You might consider other communities, or just continue with school for now and let the process unfold.
I think that you’ve done everything that is reasonable to do.
I think this is good advice. You have made every effort to contact them through the normal channels. Belaboring the point doesn’t seem helpful.
You say they are a small, emerging community. It is possible they don’t know how to handle inquiries just yet (even as they seek them). Sometimes these things take a long time for reasons unknown to us.
I facebooked what I thought is your community and it doesn’t sound as if they’re ready to start a novitiate yet. They appear to still be looking for a convent.
I realize that they are looking for a convent right now but I’m confused as to why they have stated multiple times (I have read other things online written by them) that they are interested during this time to build up relationships with potential vocations to their community when in reality they aren’t responding…it’s very frustrating for me. I wish they would at least put up some sort of disclaimer that they are unable to process/ deal with the inquiries at this point so people don’t get discouraged.
Maybe you should try writing a message on the wall page just to say hello?

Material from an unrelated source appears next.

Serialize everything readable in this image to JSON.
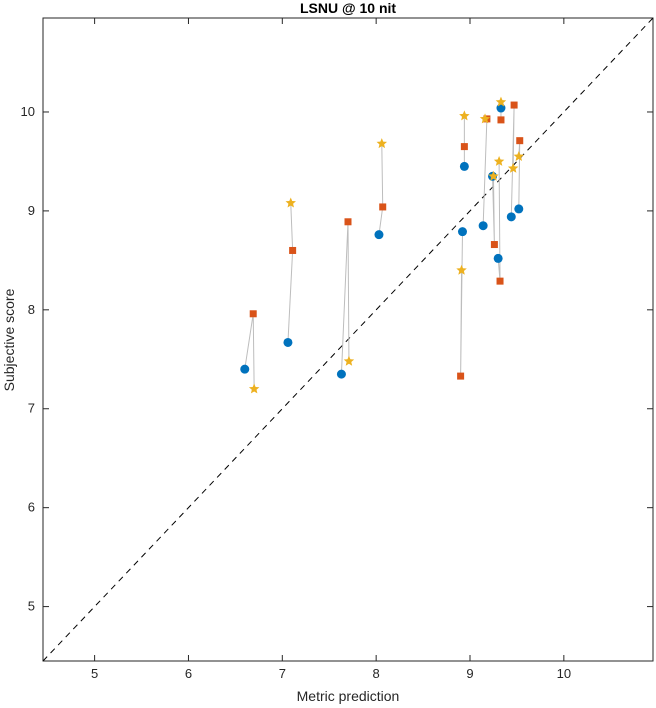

Try and get a conversation started or at least a response or two without mentioning your letter and then maybe after that you could tell them you are the girl that wrote them about their community for more information.
I’d say if nothing comes from that, then anode is right, it might be time to move on, at least temporarily…
Well I just left a message on her wall asking if she received my email or letter and if they are accepting inquiries at this point. I couldn’t resist any longer.
I don’t blame you.
At least this way you’ll know one way or the other. With only 2 sisters in the community, it sounds as if they might not be ready to handle any inquirers at this point even though they say they are.
Yup, so it seems that she is deliberately ignoring me. She responded to another person’s wall post but not mine…awesome.:shrug::crying:
i think you should look for other communities. well probably i’ll try using the facebook chat when they’re online.
and hey i love the Daughters of Saint Paul. How I miss the two sisters I know. They were sent to other communities.